Talking Points AM/Larry Edelman

The dog ate my homework, and other excuses you’ll hear this earnings season

Macy’s didn’t have a very merry Christmas.
Macy’s didn’t have a very merry Christmas.(Bebeto Matthews/Associated Press/File 2017)

Blame it on Cain: Corporate earnings season is almost upon us, with almost half of all companies in the S&P 500 set to report financials between Monday and Feb. 1.

Let the excuses begin.

The final three months of 2018 were turbulent: trade tensions between the US and China; slowing growth in Asia and Europe, and uncertainties surrounding Brexit; the partial government shutdown in Washington; and what I call the Fed Freakout, a sharp sell-off in stocks fueled by fears that the Federal Reserve’s campaign to bring interest rates up to normal levels would end in a recession.

All of this had a very real impact on business, which explains why S&P 500 companies are expected to post growth in earnings per share of about 11 percent, down from 25 percent in each of the first three quarters of the year, according to financial data firm FactSet.

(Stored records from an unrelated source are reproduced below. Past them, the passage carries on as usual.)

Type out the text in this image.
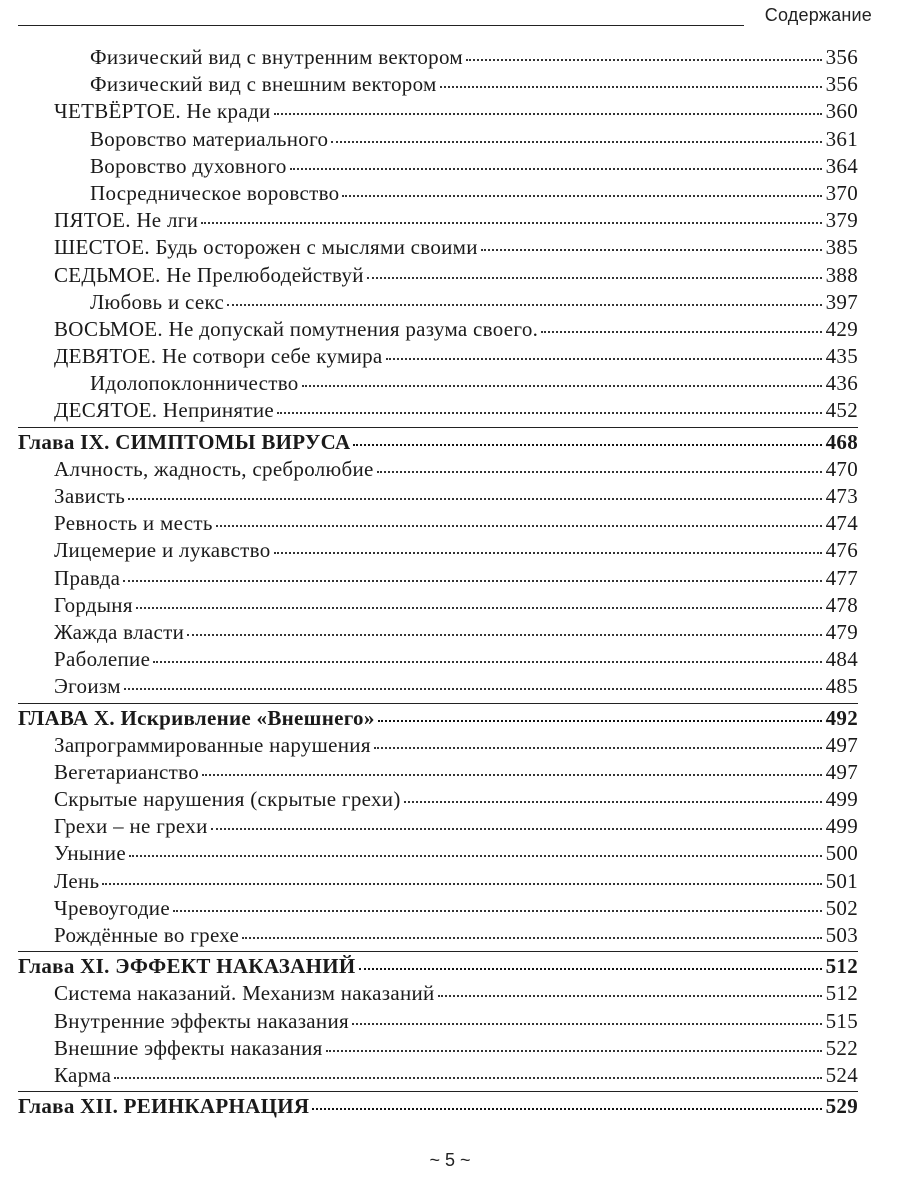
Содержание
Физический вид с внутренним вектором	356
Физический вид с внешним вектором	356
ЧЕТВЁРТОЕ. Не кради	360
Воровство материального	361
Воровство духовного	364
Посредническое воровство	370
ПЯТОЕ. Не лги	379
ШЕСТОЕ. Будь осторожен с мыслями своими	385
СЕДЬМОЕ. Не Прелюбодействуй	388
Любовь и секс	397
ВОСЬМОЕ. Не допускай помутнения разума своего.	429
ДЕВЯТОЕ. Не сотвори себе кумира	435
Идолопоклонничество	436
ДЕСЯТОЕ. Непринятие	452
Глава IX. СИМПТОМЫ ВИРУСА	468
Алчность, жадность, сребролюбие	470
Зависть	473
Ревность и месть	474
Лицемерие и лукавство	476
Правда	477
Гордыня	478
Жажда власти	479
Раболепие	484
Эгоизм	485
ГЛАВА X. Искривление «Внешнего»	492
Запрограммированные нарушения	497
Вегетарианство	497
Скрытые нарушения (скрытые грехи)	499
Грехи – не грехи	499
Уныние	500
Лень	501
Чревоугодие	502
Рождённые во грехе	503
Глава XI. ЭФФЕКТ НАКАЗАНИЙ	512
Система наказаний. Механизм наказаний	512
Внутренние эффекты наказания	515
Внешние эффекты наказания	522
Карма	524
Глава XII. РЕИНКАРНАЦИЯ	529
~ 5 ~
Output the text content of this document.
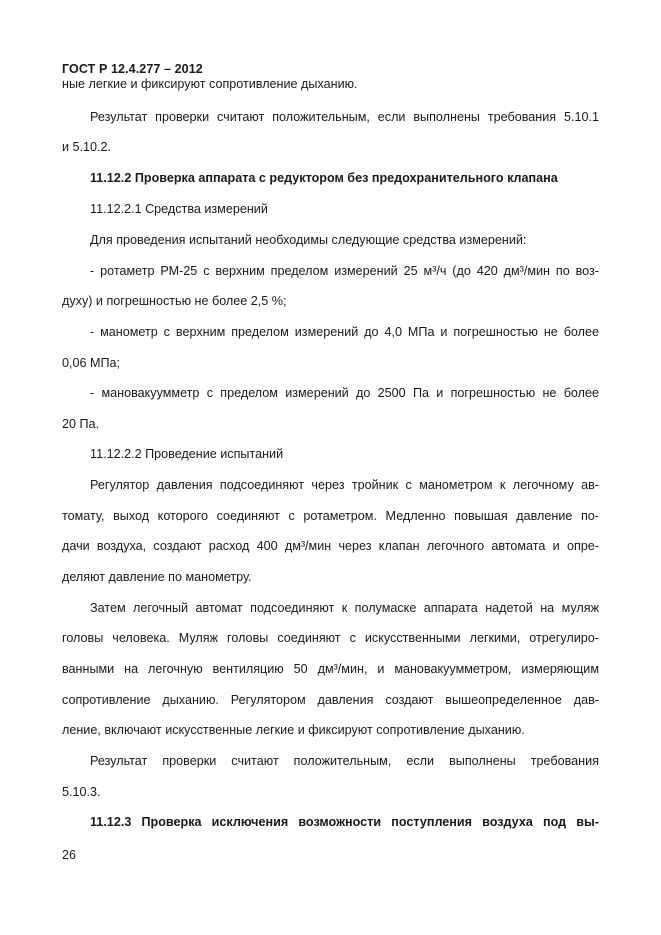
ГОСТ Р 12.4.277 – 2012
ные легкие и фиксируют сопротивление дыханию.
Результат проверки считают положительным, если выполнены требования 5.10.1
и 5.10.2.
11.12.2 Проверка аппарата с редуктором без предохранительного клапана
11.12.2.1 Средства измерений
Для проведения испытаний необходимы следующие средства измерений:
- ротаметр РМ-25 с верхним пределом измерений 25 м³/ч (до 420 дм³/мин по воз-
духу) и погрешностью не более 2,5 %;
- манометр с верхним пределом измерений до 4,0 МПа и погрешностью не более
0,06 МПа;
- мановакуумметр с пределом измерений до 2500 Па и погрешностью не более
20 Па.
11.12.2.2 Проведение испытаний
Регулятор давления подсоединяют через тройник с манометром к легочному ав-
томату, выход которого соединяют с ротаметром. Медленно повышая давление по-
дачи воздуха, создают расход 400 дм³/мин через клапан легочного автомата и опре-
деляют давление по манометру.
Затем легочный автомат подсоединяют к полумаске аппарата надетой на муляж
головы человека. Муляж головы соединяют с искусственными легкими, отрегулиро-
ванными на легочную вентиляцию 50 дм³/мин, и мановакуумметром, измеряющим
сопротивление дыханию. Регулятором давления создают вышеопределенное дав-
ление, включают искусственные легкие и фиксируют сопротивление дыханию.
Результат проверки считают положительным, если выполнены требования
5.10.3.
11.12.3 Проверка исключения возможности поступления воздуха под вы-
26
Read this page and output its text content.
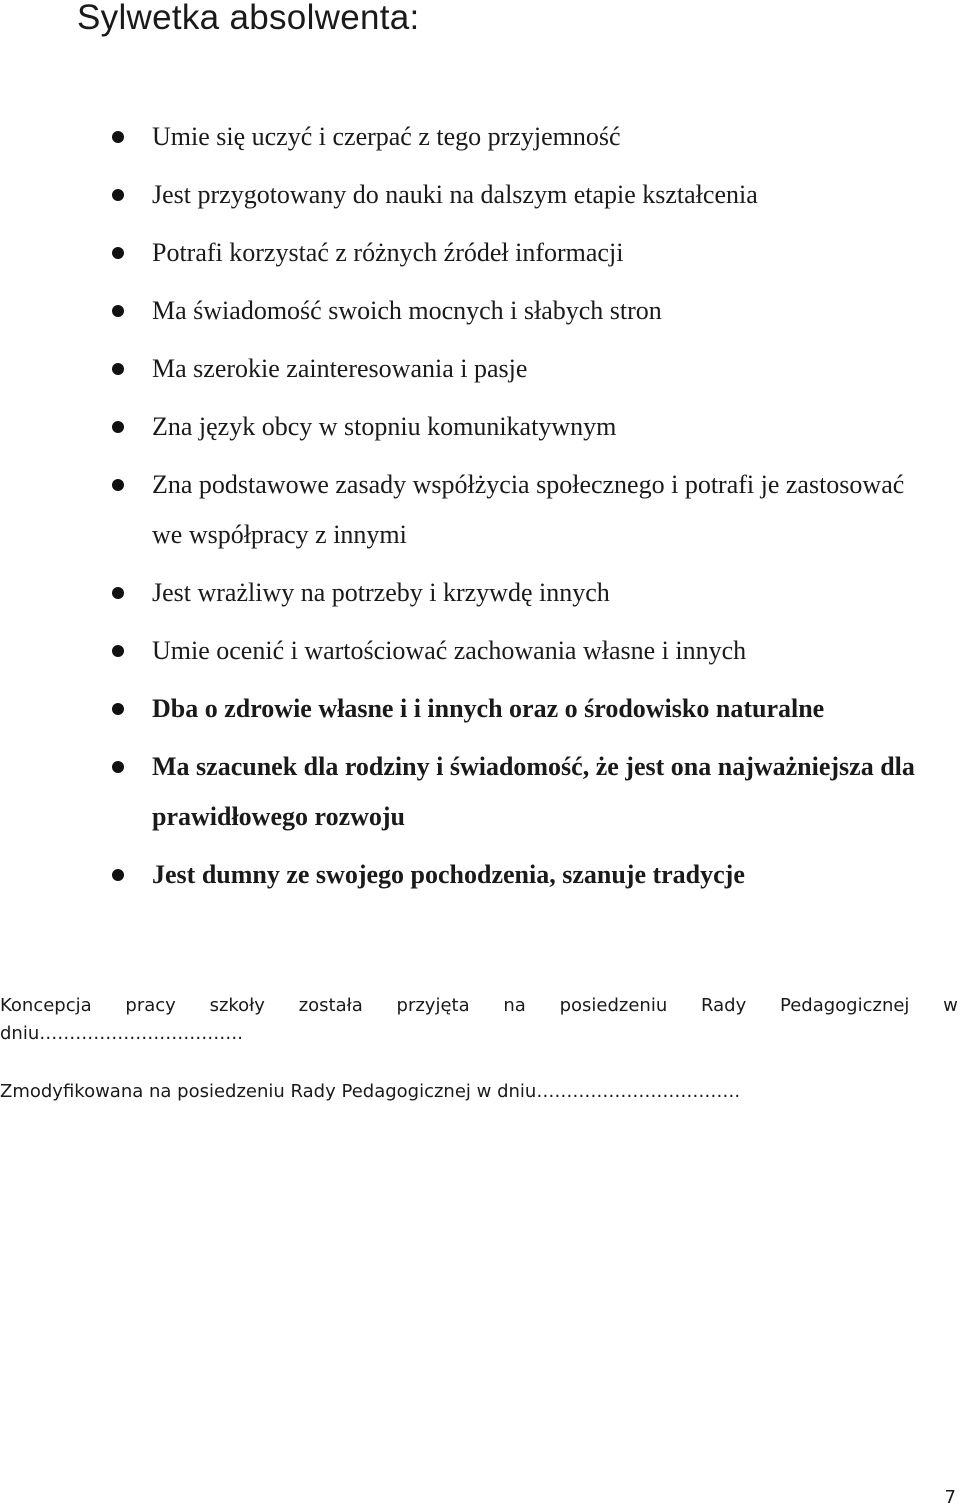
Sylwetka absolwenta:
Umie się uczyć i czerpać z tego przyjemność
Jest przygotowany do nauki na dalszym etapie kształcenia
Potrafi korzystać z różnych źródeł informacji
Ma świadomość swoich mocnych i słabych stron
Ma szerokie zainteresowania i pasje
Zna język obcy w stopniu komunikatywnym
Zna podstawowe zasady współżycia społecznego i potrafi je zastosować we współpracy z innymi
Jest wrażliwy na potrzeby i krzywdę innych
Umie ocenić i wartościować zachowania własne i innych
Dba o zdrowie własne i i innych oraz o środowisko naturalne
Ma szacunek dla rodziny i świadomość, że jest ona najważniejsza dla prawidłowego rozwoju
Jest dumny ze swojego pochodzenia, szanuje tradycje
Koncepcja pracy szkoły została przyjęta na posiedzeniu Rady Pedagogicznej w
dniu…………………………….
Zmodyfikowana na posiedzeniu Rady Pedagogicznej w dniu…………………………….
7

Already, Apple warned that it will record its first October-December sales drop since Tim Cook took the reins in 2011. The company’s explanation for the shortfall: weaker demand for its iPhones in Greater China, which includes the mainland, Hong Kong, and Taiwan.

For the final quarter, 72 S&P 500 companies have issued negative EPS guidance and 33 S&P 500 companies have issued positive EPS guidance, according to a Jan. 4 FactSet report. That was before another round of warnings on Thursday.

And you shouldn’t be surprised if even more CEOs blame forces outside their control for slower EPS growth, or missing Wall Street earnings estimates, or lowering guidance for 2019.

Some of them will have a legitimate alibi; others will be taking advantage of a particularly unsettled global environment to paper over their own problems.

“We would expect more downward revisions to come as the earnings period unfolds, even as we expect Q4 results to be better than expected overall,” Lindsay Bell, an investment strategist at CFRA, said in a note to clients on Thursday. “Corporations have every incentive to be conservative at this point given the weakness in economic activity from China, a slowdown in Europe, uncertainty regarding the trade outcome and higher interest rates domestically.”

Indeed, on Thursday, Macy’s cut its guidance for 2019 after posting weak holiday sales, and results at Kohl’s were also underwhelming.

Overall, last year was especially good for corporate America thanks to a solid economy and tax cuts. But the US is facing some headwinds and the tax cut sugar rush is wearing off.

As the Fed Freakout shows, investors have already lowered their expectations by bringing down stock prices. The question remains: Will those forecasts have to be cut again after all the quarterly reports are in?